法務省、戸籍の国籍欄に「台湾」表記解禁 〜 2025年5月から適用

法務省が戸籍の「台湾」表記を解禁へ 〜 5月から適用開始

法務省は2025年5月から、戸籍の国籍欄に地域名の表記を認める方針を発表しました。これにより、台湾出身者の国籍欄に「台湾」と記載することが可能になります。これまで台湾出身者の戸籍上の国籍は「中国」と表記されており、多くの台湾出身者が違和感を抱いていました。今回の改正は、そうした声を受けたものと言えます。

これまでの戸籍制度と国籍表記の問題点

日本の現行の戸籍制度では、日本人のみが戸籍を持ち、外国人配偶者の情報は日本人配偶者の戸籍に付随する形で記載されます。その際、外国人配偶者の氏名、国籍、生年月日が記録されますが、国籍の表記については「正確な国名」が原則でした。
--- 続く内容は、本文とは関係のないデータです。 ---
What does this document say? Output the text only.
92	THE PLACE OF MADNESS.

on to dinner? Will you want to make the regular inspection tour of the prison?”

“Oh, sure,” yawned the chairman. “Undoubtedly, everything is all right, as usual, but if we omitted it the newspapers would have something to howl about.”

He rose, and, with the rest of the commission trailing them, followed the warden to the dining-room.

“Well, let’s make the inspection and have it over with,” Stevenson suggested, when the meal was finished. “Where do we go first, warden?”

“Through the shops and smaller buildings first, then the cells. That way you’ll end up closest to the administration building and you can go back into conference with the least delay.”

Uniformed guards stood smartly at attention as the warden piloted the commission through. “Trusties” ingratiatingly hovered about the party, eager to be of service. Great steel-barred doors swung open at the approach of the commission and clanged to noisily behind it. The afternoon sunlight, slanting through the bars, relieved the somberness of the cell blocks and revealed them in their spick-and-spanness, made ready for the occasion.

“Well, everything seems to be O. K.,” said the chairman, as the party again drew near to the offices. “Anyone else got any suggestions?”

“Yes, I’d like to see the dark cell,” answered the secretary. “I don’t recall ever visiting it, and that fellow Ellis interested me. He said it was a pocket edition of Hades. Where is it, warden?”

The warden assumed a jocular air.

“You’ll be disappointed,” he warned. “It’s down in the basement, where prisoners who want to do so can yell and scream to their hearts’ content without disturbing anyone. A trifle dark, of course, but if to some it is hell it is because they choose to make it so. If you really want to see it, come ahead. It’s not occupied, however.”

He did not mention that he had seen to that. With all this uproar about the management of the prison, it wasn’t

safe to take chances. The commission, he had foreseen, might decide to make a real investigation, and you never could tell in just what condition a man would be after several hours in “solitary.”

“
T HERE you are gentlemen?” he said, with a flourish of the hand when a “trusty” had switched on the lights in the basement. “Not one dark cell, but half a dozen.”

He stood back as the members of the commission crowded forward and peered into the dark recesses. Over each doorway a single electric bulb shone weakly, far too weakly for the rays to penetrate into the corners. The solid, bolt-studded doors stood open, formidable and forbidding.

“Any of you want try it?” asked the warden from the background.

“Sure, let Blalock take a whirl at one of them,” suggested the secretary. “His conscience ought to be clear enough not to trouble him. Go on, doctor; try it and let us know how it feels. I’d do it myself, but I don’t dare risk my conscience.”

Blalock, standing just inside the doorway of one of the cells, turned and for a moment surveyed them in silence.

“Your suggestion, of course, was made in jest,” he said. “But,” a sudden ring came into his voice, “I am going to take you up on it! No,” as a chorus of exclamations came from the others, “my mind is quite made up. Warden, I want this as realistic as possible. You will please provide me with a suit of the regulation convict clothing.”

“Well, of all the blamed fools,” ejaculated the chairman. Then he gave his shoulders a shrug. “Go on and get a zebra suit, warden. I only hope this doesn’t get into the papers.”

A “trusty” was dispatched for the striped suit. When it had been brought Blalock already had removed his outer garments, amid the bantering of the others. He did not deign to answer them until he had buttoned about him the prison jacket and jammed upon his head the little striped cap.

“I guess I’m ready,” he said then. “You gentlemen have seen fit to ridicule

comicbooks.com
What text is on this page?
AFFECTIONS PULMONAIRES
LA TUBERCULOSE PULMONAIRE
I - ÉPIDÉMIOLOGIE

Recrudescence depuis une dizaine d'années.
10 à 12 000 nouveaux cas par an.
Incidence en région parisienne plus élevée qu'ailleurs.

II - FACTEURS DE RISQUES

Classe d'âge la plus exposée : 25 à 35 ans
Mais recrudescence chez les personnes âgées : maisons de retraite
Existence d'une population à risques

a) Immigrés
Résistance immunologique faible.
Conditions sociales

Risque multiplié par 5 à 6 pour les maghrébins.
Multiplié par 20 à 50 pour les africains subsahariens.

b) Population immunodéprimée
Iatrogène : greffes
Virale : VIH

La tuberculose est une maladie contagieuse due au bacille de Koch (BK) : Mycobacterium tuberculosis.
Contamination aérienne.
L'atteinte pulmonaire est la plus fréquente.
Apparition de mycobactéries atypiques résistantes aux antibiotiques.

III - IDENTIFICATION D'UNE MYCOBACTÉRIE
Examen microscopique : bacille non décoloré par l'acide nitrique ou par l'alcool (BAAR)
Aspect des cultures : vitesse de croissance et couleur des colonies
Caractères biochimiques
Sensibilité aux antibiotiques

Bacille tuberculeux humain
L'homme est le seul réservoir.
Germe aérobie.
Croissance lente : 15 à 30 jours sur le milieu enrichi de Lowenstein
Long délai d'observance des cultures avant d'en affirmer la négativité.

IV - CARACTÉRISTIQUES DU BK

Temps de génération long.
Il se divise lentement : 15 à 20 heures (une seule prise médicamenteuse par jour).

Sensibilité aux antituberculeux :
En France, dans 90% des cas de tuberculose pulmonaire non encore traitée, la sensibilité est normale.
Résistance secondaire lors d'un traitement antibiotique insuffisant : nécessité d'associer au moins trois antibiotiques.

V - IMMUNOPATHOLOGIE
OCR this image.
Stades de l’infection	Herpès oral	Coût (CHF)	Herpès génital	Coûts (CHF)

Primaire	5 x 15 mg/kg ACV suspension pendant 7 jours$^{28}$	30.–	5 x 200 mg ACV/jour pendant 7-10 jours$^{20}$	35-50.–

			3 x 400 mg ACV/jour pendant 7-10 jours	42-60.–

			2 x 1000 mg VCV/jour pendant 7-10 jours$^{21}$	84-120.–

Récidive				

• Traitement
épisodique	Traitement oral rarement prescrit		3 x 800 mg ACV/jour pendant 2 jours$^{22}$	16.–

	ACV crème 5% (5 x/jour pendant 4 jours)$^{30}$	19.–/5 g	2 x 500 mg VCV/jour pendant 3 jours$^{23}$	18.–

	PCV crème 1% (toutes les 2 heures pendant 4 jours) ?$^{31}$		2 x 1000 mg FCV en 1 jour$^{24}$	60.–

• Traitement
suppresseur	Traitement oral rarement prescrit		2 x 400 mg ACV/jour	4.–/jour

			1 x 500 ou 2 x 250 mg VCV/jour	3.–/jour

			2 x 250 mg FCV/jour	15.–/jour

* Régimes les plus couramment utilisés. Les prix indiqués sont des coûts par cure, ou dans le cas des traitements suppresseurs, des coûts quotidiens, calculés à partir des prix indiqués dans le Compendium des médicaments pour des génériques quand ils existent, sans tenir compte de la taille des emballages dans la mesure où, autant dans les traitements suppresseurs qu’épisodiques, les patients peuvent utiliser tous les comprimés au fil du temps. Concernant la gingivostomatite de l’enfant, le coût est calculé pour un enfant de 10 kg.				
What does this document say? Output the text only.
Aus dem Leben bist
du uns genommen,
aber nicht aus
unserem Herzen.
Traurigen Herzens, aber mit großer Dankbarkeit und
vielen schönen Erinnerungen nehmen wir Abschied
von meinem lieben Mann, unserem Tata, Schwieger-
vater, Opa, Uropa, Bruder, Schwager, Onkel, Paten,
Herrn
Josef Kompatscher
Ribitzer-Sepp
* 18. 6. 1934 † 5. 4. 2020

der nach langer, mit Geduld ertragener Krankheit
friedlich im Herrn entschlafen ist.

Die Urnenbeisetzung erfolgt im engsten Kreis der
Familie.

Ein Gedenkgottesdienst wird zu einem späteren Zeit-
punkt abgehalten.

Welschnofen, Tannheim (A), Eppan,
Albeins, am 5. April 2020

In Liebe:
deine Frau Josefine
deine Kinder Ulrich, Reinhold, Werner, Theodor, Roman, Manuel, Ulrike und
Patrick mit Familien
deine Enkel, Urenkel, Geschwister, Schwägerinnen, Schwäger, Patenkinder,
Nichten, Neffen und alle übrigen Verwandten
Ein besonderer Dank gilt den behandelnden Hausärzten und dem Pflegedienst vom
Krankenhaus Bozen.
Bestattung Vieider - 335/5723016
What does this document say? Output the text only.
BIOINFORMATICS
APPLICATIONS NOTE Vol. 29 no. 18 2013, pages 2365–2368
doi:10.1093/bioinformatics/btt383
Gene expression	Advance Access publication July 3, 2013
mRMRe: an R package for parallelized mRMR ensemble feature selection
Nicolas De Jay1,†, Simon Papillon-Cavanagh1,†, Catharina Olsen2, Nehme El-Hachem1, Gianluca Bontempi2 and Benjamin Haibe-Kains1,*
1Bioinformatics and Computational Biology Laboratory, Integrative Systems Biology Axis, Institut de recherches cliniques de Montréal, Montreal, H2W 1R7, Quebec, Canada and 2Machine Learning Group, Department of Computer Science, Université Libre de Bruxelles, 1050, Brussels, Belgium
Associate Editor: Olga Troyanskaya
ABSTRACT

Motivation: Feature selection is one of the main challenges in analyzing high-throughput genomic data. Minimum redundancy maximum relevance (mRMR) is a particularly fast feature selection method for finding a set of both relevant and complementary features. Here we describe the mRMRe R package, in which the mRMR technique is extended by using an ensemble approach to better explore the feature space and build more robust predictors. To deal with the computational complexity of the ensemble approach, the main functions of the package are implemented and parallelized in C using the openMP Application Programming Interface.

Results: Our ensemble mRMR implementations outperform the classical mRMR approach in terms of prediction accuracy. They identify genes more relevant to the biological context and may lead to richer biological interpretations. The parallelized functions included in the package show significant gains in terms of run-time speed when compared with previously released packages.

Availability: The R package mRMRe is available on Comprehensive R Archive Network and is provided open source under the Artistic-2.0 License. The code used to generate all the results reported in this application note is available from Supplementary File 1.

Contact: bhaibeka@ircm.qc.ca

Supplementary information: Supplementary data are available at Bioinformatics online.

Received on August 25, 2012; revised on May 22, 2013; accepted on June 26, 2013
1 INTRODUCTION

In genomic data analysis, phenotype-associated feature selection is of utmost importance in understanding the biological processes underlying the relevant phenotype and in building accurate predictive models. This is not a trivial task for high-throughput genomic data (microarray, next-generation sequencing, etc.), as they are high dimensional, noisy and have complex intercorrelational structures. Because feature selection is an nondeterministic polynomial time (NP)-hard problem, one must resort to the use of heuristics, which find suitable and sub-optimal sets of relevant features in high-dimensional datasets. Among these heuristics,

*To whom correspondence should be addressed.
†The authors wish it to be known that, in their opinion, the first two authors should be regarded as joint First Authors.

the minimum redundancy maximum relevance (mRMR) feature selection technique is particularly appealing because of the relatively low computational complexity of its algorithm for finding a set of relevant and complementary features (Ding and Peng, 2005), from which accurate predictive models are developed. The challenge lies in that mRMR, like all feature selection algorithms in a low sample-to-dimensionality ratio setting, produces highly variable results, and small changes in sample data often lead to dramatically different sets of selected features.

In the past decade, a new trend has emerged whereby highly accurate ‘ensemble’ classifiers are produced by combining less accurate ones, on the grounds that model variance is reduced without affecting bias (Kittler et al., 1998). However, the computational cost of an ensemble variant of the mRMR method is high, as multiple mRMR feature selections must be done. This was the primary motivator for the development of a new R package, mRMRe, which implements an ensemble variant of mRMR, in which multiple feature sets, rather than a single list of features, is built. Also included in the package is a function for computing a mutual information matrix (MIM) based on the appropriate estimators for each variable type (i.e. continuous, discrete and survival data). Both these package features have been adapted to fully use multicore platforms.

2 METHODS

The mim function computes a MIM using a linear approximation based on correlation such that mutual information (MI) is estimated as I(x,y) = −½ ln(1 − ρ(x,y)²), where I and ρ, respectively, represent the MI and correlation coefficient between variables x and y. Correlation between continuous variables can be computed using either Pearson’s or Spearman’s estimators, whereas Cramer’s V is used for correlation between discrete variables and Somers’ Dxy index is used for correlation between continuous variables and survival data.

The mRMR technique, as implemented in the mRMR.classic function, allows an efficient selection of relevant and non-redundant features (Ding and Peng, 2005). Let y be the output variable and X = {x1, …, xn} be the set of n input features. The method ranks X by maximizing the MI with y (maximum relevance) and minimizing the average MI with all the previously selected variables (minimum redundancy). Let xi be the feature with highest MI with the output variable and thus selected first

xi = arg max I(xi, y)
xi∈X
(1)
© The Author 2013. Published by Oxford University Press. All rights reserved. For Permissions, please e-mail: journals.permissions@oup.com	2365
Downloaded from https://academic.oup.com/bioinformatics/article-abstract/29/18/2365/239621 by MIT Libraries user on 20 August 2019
しかし、日本の戸籍では、外務省が作成した「各国国名表」の一般的な名称を使うことが許されており、「大韓民国」は「韓国」、「中華人民共和国」は「中国」と表記されてきました。ところが、台湾は正式な国名として認められていないため、「中国」と記載されることが通例だったのです。

「中国」表記に対する台湾出身者の違和感

台湾出身者の中には、自分を「台湾人」と認識している人が多く、戸籍の国籍欄に「中国」と書かれることに強い違和感や不満を抱いていました。台湾は独自の政府・社会制度を持つ地域であり、実際には中国本土とは異なるアイデンティティを有しています。そのため、「中国」と表記されることに納得できない人が少なくなかったのです。

法務省は、こうした声に配慮し、戸籍の国籍欄に「台湾」と表記することを認める方針を決定しました。これにより、台湾出身者はより自分の出自に即した形で戸籍記載ができるようになります。

今回の変更の影響と今後の課題

今回の改正は、日本の戸籍制度における大きな変化の一つと言えます。台湾出身者にとっては、自分のアイデンティティをより正確に反映できる形になり、心理的な負担の軽減につながるでしょう。

また、他の地域出身者に対しても、今後同様の対応が検討される可能性があります。例えば、香港やマカオの出身者が「香港」「マカオ」と表記できるようになるかどうかも、今後の議論の焦点となるでしょう。

ただし、今回の改正がどこまで適用されるのか、具体的な運用方法についてはまだ明確ではありません。対象となる地域名の範囲や、どのような手続きが必要になるのかといった詳細については、法務省からの追加の発表を待つ必要があります。

国際化する日本社会と戸籍制度の見直し

近年、日本社会はますます国際化が進み、多様な文化やアイデンティティを持つ人々が暮らしています。その中で、戸籍制度も変化に対応していく必要があります。

今回の法務省の決定は、そうした時代の流れに沿ったものであり、多様な価値観を尊重する第一歩と言えるでしょう。今後も、より多くの人が自分のアイデンティティを大切にできる社会を目指し、制度の見直しが進められることが期待されます。